LD: Isn't that beautiful?

MR: It was amazing as a young boy to hear that. And so that was carrying me through crappy jobs. I just wasn't very good, I don't think, early on, so I wasn't getting any parts. I was auditioning a lot. It wasn't because I wasn't getting the chances, I just didn't book anything. Three per year.

LD: I auditioned, I remember, for commercials all the time as a kid. I never got them. Never got any of it. But, for me, I feel blessed on one level that I had found and established my career by the time that I got out of high school that I missed that angst and just hell of working for a few dollars to get through school. But at the same time, I forfeited junior high and high school to work on movies, which is, you know--

MR: It's not easy work, either. That's a lot of pressure as a young person.

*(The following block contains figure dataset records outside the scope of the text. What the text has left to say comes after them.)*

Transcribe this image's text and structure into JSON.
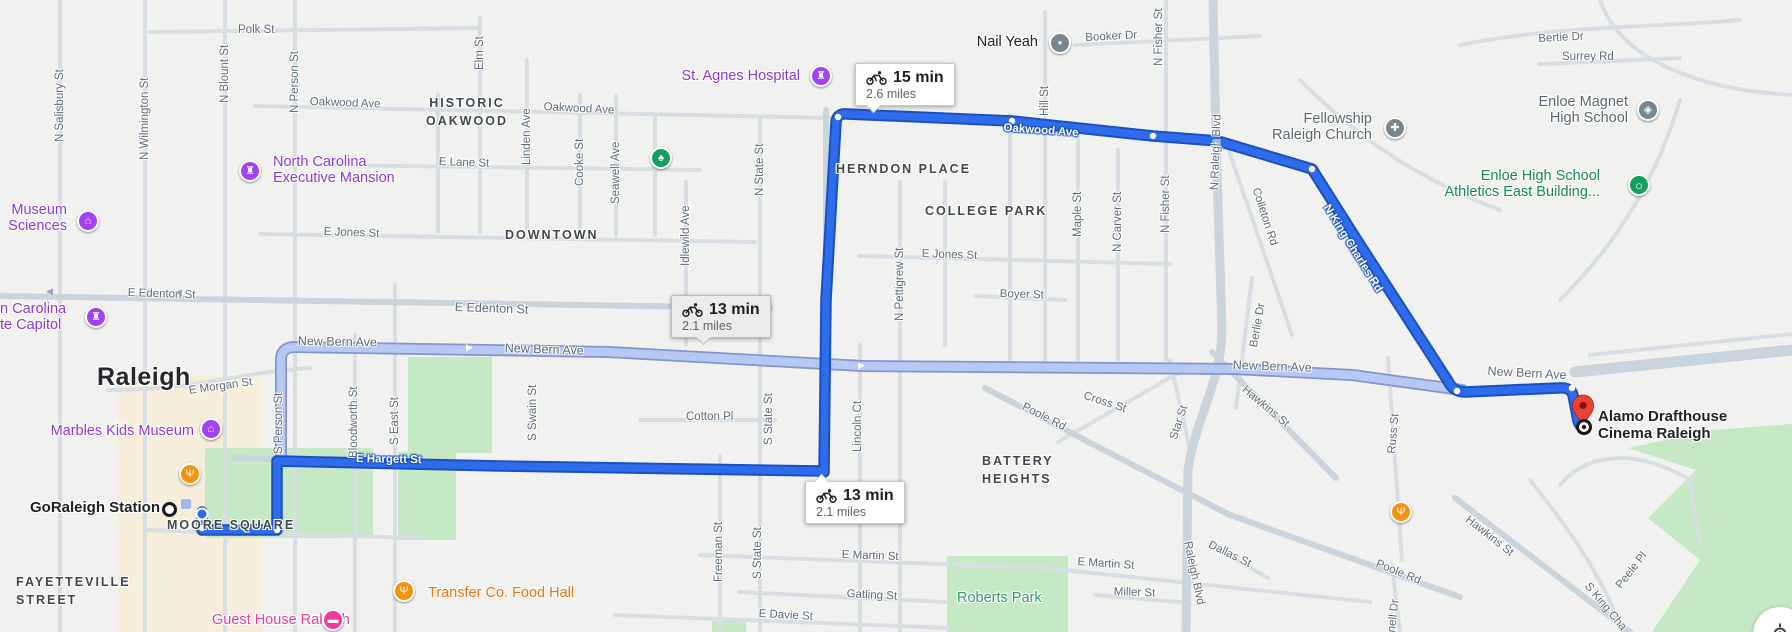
{
  "map": {
    "colors": {
      "route_primary": "#2e6ceb",
      "route_primary_casing": "#1b50c0",
      "route_alt": "#b7c8f5",
      "route_alt_casing": "#8496c9",
      "park_green": "#c5e8c5",
      "commercial_beige": "#f6eddb",
      "road": "#d7dee4",
      "road_major": "#c9d4dc",
      "poi_purple": "#8d36d9",
      "poi_green": "#15884e",
      "poi_gray": "#5b6770",
      "poi_orange": "#e8710a",
      "poi_pink": "#ef3a9b",
      "poi_black": "#202124",
      "park_label_green": "#2d9e68",
      "pin_purple": "#a142f4",
      "pin_gray": "#78878f",
      "pin_green": "#12a05c",
      "pin_orange": "#f4930c",
      "pin_pink": "#ef3a9b",
      "destination_red": "#ea4335"
    },
    "city_label": {
      "t": "Raleigh",
      "x": 97,
      "y": 363
    },
    "neighborhoods": [
      {
        "n": "historic-oakwood",
        "t": "HISTORIC\nOAKWOOD",
        "x": 412,
        "y": 94,
        "center": 110
      },
      {
        "n": "downtown",
        "t": "DOWNTOWN",
        "x": 505,
        "y": 226
      },
      {
        "n": "herndon-place",
        "t": "HERNDON PLACE",
        "x": 836,
        "y": 160
      },
      {
        "n": "college-park",
        "t": "COLLEGE PARK",
        "x": 925,
        "y": 202
      },
      {
        "n": "battery-heights",
        "t": "BATTERY\nHEIGHTS",
        "x": 982,
        "y": 452
      },
      {
        "n": "moore-square",
        "t": "MOORE SQUARE",
        "x": 167,
        "y": 516
      },
      {
        "n": "fayetteville-street",
        "t": "FAYETTEVILLE\nSTREET",
        "x": 16,
        "y": 573
      }
    ],
    "streets": [
      {
        "t": "Polk St",
        "x": 238,
        "y": 23
      },
      {
        "t": "N Salisbury St",
        "x": 53,
        "y": 142,
        "r": -90
      },
      {
        "t": "N Wilmington St",
        "x": 138,
        "y": 160,
        "r": -90
      },
      {
        "t": "N Blount St",
        "x": 218,
        "y": 103,
        "r": -90
      },
      {
        "t": "N Person St",
        "x": 288,
        "y": 113,
        "r": -90
      },
      {
        "t": "Elm St",
        "x": 473,
        "y": 70,
        "r": -90
      },
      {
        "t": "Linden Ave",
        "x": 520,
        "y": 165,
        "r": -90
      },
      {
        "t": "Cooke St",
        "x": 573,
        "y": 186,
        "r": -90
      },
      {
        "t": "Seawell Ave",
        "x": 609,
        "y": 204,
        "r": -90
      },
      {
        "t": "N State St",
        "x": 753,
        "y": 196,
        "r": -90
      },
      {
        "t": "Idlewild Ave",
        "x": 679,
        "y": 266,
        "r": -90
      },
      {
        "t": "N Pettigrew St",
        "x": 893,
        "y": 321,
        "r": -90
      },
      {
        "t": "Maple St",
        "x": 1071,
        "y": 237,
        "r": -90
      },
      {
        "t": "N Carver St",
        "x": 1111,
        "y": 252,
        "r": -90
      },
      {
        "t": "N Fisher St",
        "x": 1159,
        "y": 233,
        "r": -90
      },
      {
        "t": "N Fisher St",
        "x": 1152,
        "y": 66,
        "r": -90
      },
      {
        "t": "Hill St",
        "x": 1038,
        "y": 116,
        "r": -90
      },
      {
        "t": "N Raleigh Blvd",
        "x": 1208,
        "y": 190,
        "r": -88
      },
      {
        "t": "Booker Dr",
        "x": 1085,
        "y": 31,
        "r": -3
      },
      {
        "t": "Surrey Rd",
        "x": 1562,
        "y": 50
      },
      {
        "t": "Bertie Dr",
        "x": 1538,
        "y": 32,
        "r": -3
      },
      {
        "t": "Oakwood Ave",
        "x": 310,
        "y": 95,
        "r": 2
      },
      {
        "t": "Oakwood Ave",
        "x": 544,
        "y": 100,
        "r": 3
      },
      {
        "t": "E Lane St",
        "x": 439,
        "y": 155,
        "r": 2
      },
      {
        "t": "E Jones St",
        "x": 324,
        "y": 225,
        "r": 2
      },
      {
        "t": "E Jones St",
        "x": 922,
        "y": 247,
        "r": 2
      },
      {
        "t": "Boyer St",
        "x": 1000,
        "y": 287,
        "r": 2
      },
      {
        "t": "E Edenton St",
        "x": 128,
        "y": 286,
        "r": 2
      },
      {
        "t": "E Edenton St",
        "x": 455,
        "y": 300,
        "r": 2,
        "big": true
      },
      {
        "t": "New Bern Ave",
        "x": 298,
        "y": 334,
        "r": 1,
        "big": true
      },
      {
        "t": "New Bern Ave",
        "x": 505,
        "y": 341,
        "r": 2,
        "big": true
      },
      {
        "t": "New Bern Ave",
        "x": 1233,
        "y": 358,
        "r": 2,
        "big": true
      },
      {
        "t": "New Bern Ave",
        "x": 1488,
        "y": 364,
        "r": 3,
        "big": true
      },
      {
        "t": "E Morgan St",
        "x": 188,
        "y": 384,
        "r": -8
      },
      {
        "t": "Cotton Pl",
        "x": 686,
        "y": 410
      },
      {
        "t": "Bloodworth St",
        "x": 347,
        "y": 458,
        "r": -90
      },
      {
        "t": "S East St",
        "x": 388,
        "y": 445,
        "r": -90
      },
      {
        "t": "S Swain St",
        "x": 526,
        "y": 441,
        "r": -90
      },
      {
        "t": "S Person St",
        "x": 272,
        "y": 454,
        "r": -90
      },
      {
        "t": "S State St",
        "x": 762,
        "y": 445,
        "r": -90
      },
      {
        "t": "Lincoln Ct",
        "x": 851,
        "y": 452,
        "r": -90
      },
      {
        "t": "Freeman St",
        "x": 712,
        "y": 582,
        "r": -90
      },
      {
        "t": "S State St",
        "x": 751,
        "y": 579,
        "r": -90
      },
      {
        "t": "Russ St",
        "x": 1385,
        "y": 453,
        "r": -85
      },
      {
        "t": "Berlie Dr",
        "x": 1247,
        "y": 346,
        "r": -80
      },
      {
        "t": "Star St",
        "x": 1167,
        "y": 437,
        "r": -72
      },
      {
        "t": "Colleton Rd",
        "x": 1262,
        "y": 186,
        "r": 72
      },
      {
        "t": "Cross St",
        "x": 1086,
        "y": 389,
        "r": 18
      },
      {
        "t": "Hawkins St",
        "x": 1248,
        "y": 383,
        "r": 40
      },
      {
        "t": "Hawkins St",
        "x": 1471,
        "y": 513,
        "r": 38
      },
      {
        "t": "Poole Rd",
        "x": 1026,
        "y": 400,
        "r": 27
      },
      {
        "t": "Poole Rd",
        "x": 1379,
        "y": 557,
        "r": 22
      },
      {
        "t": "Dallas St",
        "x": 1212,
        "y": 538,
        "r": 26
      },
      {
        "t": "Raleigh Blvd",
        "x": 1194,
        "y": 540,
        "r": 78
      },
      {
        "t": "E Martin St",
        "x": 842,
        "y": 548,
        "r": 2
      },
      {
        "t": "E Martin St",
        "x": 1078,
        "y": 555,
        "r": 4
      },
      {
        "t": "Miller St",
        "x": 1114,
        "y": 585,
        "r": 2
      },
      {
        "t": "Gatling St",
        "x": 847,
        "y": 587,
        "r": 3
      },
      {
        "t": "E Davie St",
        "x": 759,
        "y": 607,
        "r": 3
      },
      {
        "t": "Peele Pl",
        "x": 1613,
        "y": 583,
        "r": -52
      },
      {
        "t": "S King Cha",
        "x": 1592,
        "y": 580,
        "r": 50
      },
      {
        "t": "Carnell Dr",
        "x": 1383,
        "y": 650,
        "r": -84
      },
      {
        "t": "E Hargett St",
        "x": 356,
        "y": 452,
        "r": 1,
        "onroute": true
      },
      {
        "t": "Oakwood Ave",
        "x": 1004,
        "y": 121,
        "r": 4,
        "onroute": true
      },
      {
        "t": "N King Charles Rd",
        "x": 1332,
        "y": 202,
        "r": 58,
        "onroute": true
      },
      {
        "t": "▶",
        "x": 466,
        "y": 342,
        "arrow": true,
        "c": "#ffffff"
      },
      {
        "t": "▶",
        "x": 858,
        "y": 360,
        "arrow": true,
        "c": "#ffffff"
      },
      {
        "t": "◀",
        "x": 46,
        "y": 286,
        "arrow": true,
        "c": "#9aa7b3"
      },
      {
        "t": "◀",
        "x": 175,
        "y": 287,
        "arrow": true,
        "c": "#9aa7b3"
      }
    ],
    "pois": [
      {
        "n": "museum-of-sciences",
        "t": "Museum\nSciences",
        "c": "poi_purple",
        "align": "right",
        "tx": 67,
        "ty": 203,
        "pin": {
          "k": "museum",
          "x": 88,
          "y": 221
        }
      },
      {
        "n": "nc-state-capitol",
        "t": "n Carolina\nte Capitol",
        "c": "poi_purple",
        "align": "left",
        "tx": 0,
        "ty": 302,
        "pin": {
          "k": "rook",
          "x": 96,
          "y": 317
        }
      },
      {
        "n": "nc-executive-mansion",
        "t": "North Carolina\nExecutive Mansion",
        "c": "poi_purple",
        "align": "left",
        "tx": 273,
        "ty": 155,
        "pin": {
          "k": "rook",
          "x": 250,
          "y": 171
        }
      },
      {
        "n": "st-agnes-hospital",
        "t": "St. Agnes Hospital",
        "c": "poi_purple",
        "align": "right",
        "tx": 800,
        "ty": 69,
        "pin": {
          "k": "rook",
          "x": 821,
          "y": 76
        }
      },
      {
        "n": "marbles-kids-museum",
        "t": "Marbles Kids Museum",
        "c": "poi_purple",
        "align": "right",
        "tx": 194,
        "ty": 424,
        "pin": {
          "k": "museum",
          "x": 211,
          "y": 429
        }
      },
      {
        "n": "nail-yeah",
        "t": "Nail Yeah",
        "c": "poi_black",
        "align": "right",
        "tx": 1038,
        "ty": 35,
        "pin": {
          "k": "dot",
          "x": 1060,
          "y": 43
        }
      },
      {
        "n": "fellowship-raleigh-church",
        "t": "Fellowship\nRaleigh Church",
        "c": "poi_gray",
        "align": "right",
        "tx": 1372,
        "ty": 112,
        "pin": {
          "k": "church",
          "x": 1395,
          "y": 128
        }
      },
      {
        "n": "enloe-magnet-high-school",
        "t": "Enloe Magnet\nHigh School",
        "c": "poi_gray",
        "align": "right",
        "tx": 1628,
        "ty": 95,
        "pin": {
          "k": "school",
          "x": 1648,
          "y": 110
        }
      },
      {
        "n": "enloe-athletics-east",
        "t": "Enloe High School\nAthletics East Building...",
        "c": "poi_green",
        "align": "right",
        "tx": 1600,
        "ty": 169,
        "pin": {
          "k": "ring",
          "x": 1639,
          "y": 185
        }
      },
      {
        "n": "roberts-park",
        "t": "Roberts Park",
        "c": "park_label_green",
        "align": "left",
        "tx": 957,
        "ty": 591
      },
      {
        "n": "transfer-co-food-hall",
        "t": "Transfer Co. Food Hall",
        "c": "poi_orange",
        "align": "left",
        "tx": 428,
        "ty": 586,
        "pin": {
          "k": "restaurant",
          "x": 404,
          "y": 591
        }
      },
      {
        "n": "guest-house-raleigh",
        "t": "Guest House Raleigh",
        "c": "poi_pink",
        "align": "left",
        "tx": 212,
        "ty": 613,
        "pin": {
          "k": "hotel",
          "x": 333,
          "y": 620
        }
      },
      {
        "n": "goraleigh-station",
        "t": "GoRaleigh Station",
        "c": "poi_black",
        "bold": true,
        "align": "right",
        "tx": 160,
        "ty": 500,
        "pin": {
          "k": "station",
          "x": 169,
          "y": 509
        }
      },
      {
        "n": "moore-square-restaurant",
        "t": "",
        "c": "poi_orange",
        "align": "left",
        "tx": 0,
        "ty": 0,
        "pin": {
          "k": "restaurant",
          "x": 190,
          "y": 474
        }
      },
      {
        "n": "hawkins-restaurant",
        "t": "",
        "c": "poi_orange",
        "align": "left",
        "tx": 0,
        "ty": 0,
        "pin": {
          "k": "restaurant",
          "x": 1401,
          "y": 512
        }
      },
      {
        "n": "oakwood-park-tree",
        "t": "",
        "c": "poi_green",
        "align": "left",
        "tx": 0,
        "ty": 0,
        "pin": {
          "k": "tree",
          "x": 661,
          "y": 158
        }
      },
      {
        "n": "moore-square-transit",
        "t": "",
        "c": "poi_black",
        "align": "left",
        "tx": 0,
        "ty": 0,
        "pin": {
          "k": "transit",
          "x": 186,
          "y": 504
        }
      },
      {
        "n": "alamo-drafthouse",
        "t": "Alamo Drafthouse\nCinema Raleigh",
        "c": "poi_black",
        "bold": true,
        "align": "left",
        "tx": 1598,
        "ty": 409
      }
    ],
    "pin_glyphs": {
      "rook": "♜",
      "museum": "⌂",
      "tree": "♠",
      "church": "✚",
      "school": "◈",
      "dot": "●",
      "ring": "○",
      "restaurant": "Ψ",
      "hotel": "▬"
    },
    "badges": [
      {
        "n": "route-badge-15min",
        "time": "15 min",
        "dist": "2.6 miles",
        "x": 855,
        "y": 63,
        "style": "primary",
        "tail": "down",
        "tail_left": 12
      },
      {
        "n": "route-badge-alt-13min",
        "time": "13 min",
        "dist": "2.1 miles",
        "x": 671,
        "y": 295,
        "style": "alt",
        "tail": "down",
        "tail_left": 26
      },
      {
        "n": "route-badge-13min",
        "time": "13 min",
        "dist": "2.1 miles",
        "x": 805,
        "y": 481,
        "style": "primary",
        "tail": "up",
        "tail_left": 10
      }
    ],
    "markers": {
      "start": {
        "n": "route-start-marker",
        "x": 202,
        "y": 514
      },
      "destination_pin": {
        "n": "destination-pin",
        "x": 1583,
        "y": 424
      },
      "destination_target": {
        "n": "destination-target",
        "x": 1584,
        "y": 427
      }
    },
    "route_dots": [
      [
        277,
        530
      ],
      [
        838,
        117
      ],
      [
        1012,
        121
      ],
      [
        1153,
        136
      ],
      [
        1312,
        169
      ],
      [
        1457,
        391
      ],
      [
        1572,
        388
      ],
      [
        202,
        528
      ],
      [
        202,
        514
      ]
    ],
    "ui": {
      "locate_button": "my-location-button"
    }
  }
}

LD: It's not easy work. My parents were very against it, so there was a real conflict in my life with my family because they didn't want me to do it. So I was having to hide this other life, and that's heartbreaking in its own way, and I definitely missed a good portion of school life that would have been important for me, I think, on one level. And then when I'd come back--because I'd leave for three months to do a movie and then I'd come back and all the kids would hate me. "You think you're so cool because you just did a movie." Before you open your mouth, you're being, whatever--

MR: Taken down. You know what, everyone has that. No one escapes it.

LD: But then I got tons of work right away, and then there was a huge period of time where I didn't work.

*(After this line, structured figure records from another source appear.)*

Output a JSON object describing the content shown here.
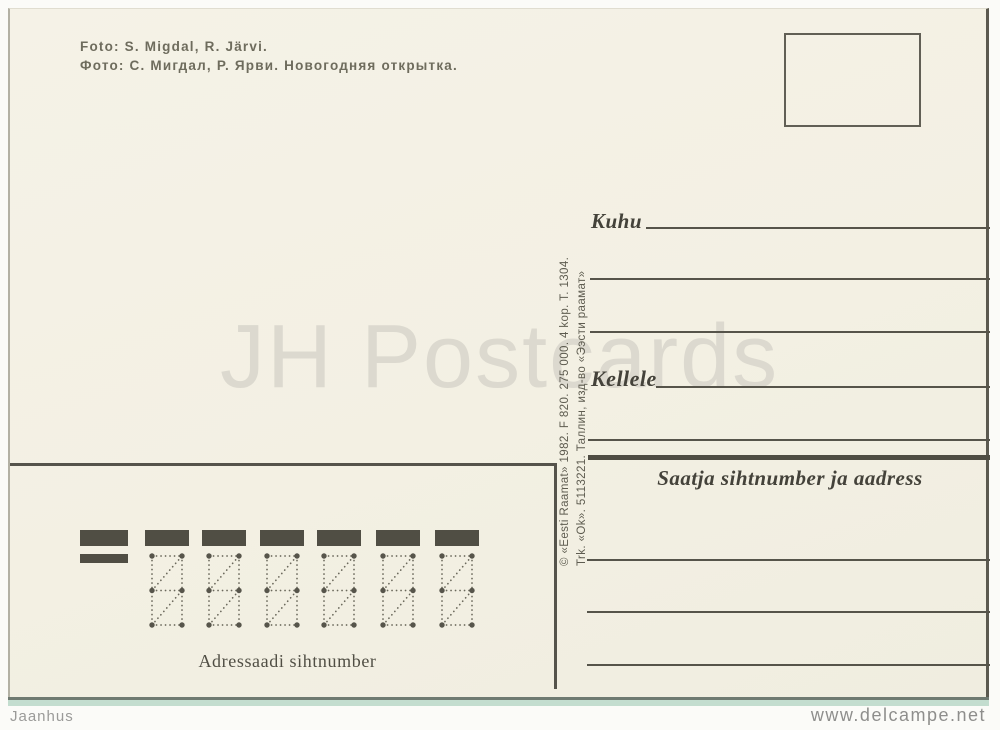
{
  "page": {
    "watermark_text": "JH Postcards",
    "footer_left": "Jaanhus",
    "footer_right": "www.delcampe.net"
  },
  "postcard": {
    "photo_credit": {
      "line1": "Foto: S. Migdal, R. Järvi.",
      "line2": "Фото: С. Мигдал, Р. Ярви. Новогодняя открытка."
    },
    "imprint": {
      "line1": "© «Eesti Raamat» 1982. F 820. 275 000. 4 kop. T. 1304.",
      "line2": "Trk. «Ok». 5113221. Таллин, изд-во «Ээсти раамат»"
    },
    "address_fields": {
      "kuhu_label": "Kuhu",
      "kellele_label": "Kellele",
      "sender_label": "Saatja sihtnumber ja aadress"
    },
    "postal_code": {
      "label": "Adressaadi sihtnumber",
      "cells": 6
    },
    "colors": {
      "card_background": "#f3f0e3",
      "print_ink": "#55534a",
      "credit_ink": "#6e6c5d",
      "watermark": "#dcd9cf",
      "footer_text": "#979795",
      "card_edge_teal": "#c3ddcf"
    }
  }
}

MR: And that's horrible. Was that the darkest night?

LD: Yeah. I was in school for some time, and that helped, but you have to re-think it all. I always re-think it all. It is cyclical, and that's the gift of having parent actors. You know you're going to work constantly for three years and be very successful and appreciated for what you do, and then not appreciated and no work for two years. Those were the careers I watched growing up.

MR: So it doesn't scare you too much? Does it get to you when you're in the drought, so to speak?

LD: Yeah, it scares me less because I don't think it's about me; I think it's about the business. Because every single person I know has gone through that.

MR: Yeah, it's nice, it's nice to know that. And you directed a short film [1994's The Gift]?

LD: Yes, that's right.

MR: Did you like directing?

LD: I loved directing.

MR: Would you want to go back to it? Aren't you looking for something?

LD: Mm-hmm. We both are, right? You have a couple of things you want to direct.

MR: I have one thing that I know I want to do.

LD: Mark, you're such a good director. You directed me a lot in a very subtle and unobtrusive way.

MR: Now, c'mon, I did not direct you.

LD: You did, you did. No, let me say this: By being there for me, by always staying honest--without saying a word, you would intuit when we were on the right road, and that would help give me some guidance, too. It's a really good thing, because you've got your [director], which is everything as an actor, but you've also got your partner whose eyes you're looking into, and they're going to know if you're being truthful or not because you can feel it. And that was amazing. You'll make such a great director. I am terrified of theater, and I have told you that I want you to direct me in a play.

MR: You have to be in theater.

LD: But only if you direct me in a play, because I don't want to do it without you. [Ruffalo scoffs] I'm serious, you think I'm kidding.

MR: I'm going to do it. We're going to do something. Before it's all said and done, you will be on stage and I will be directing or acting with you.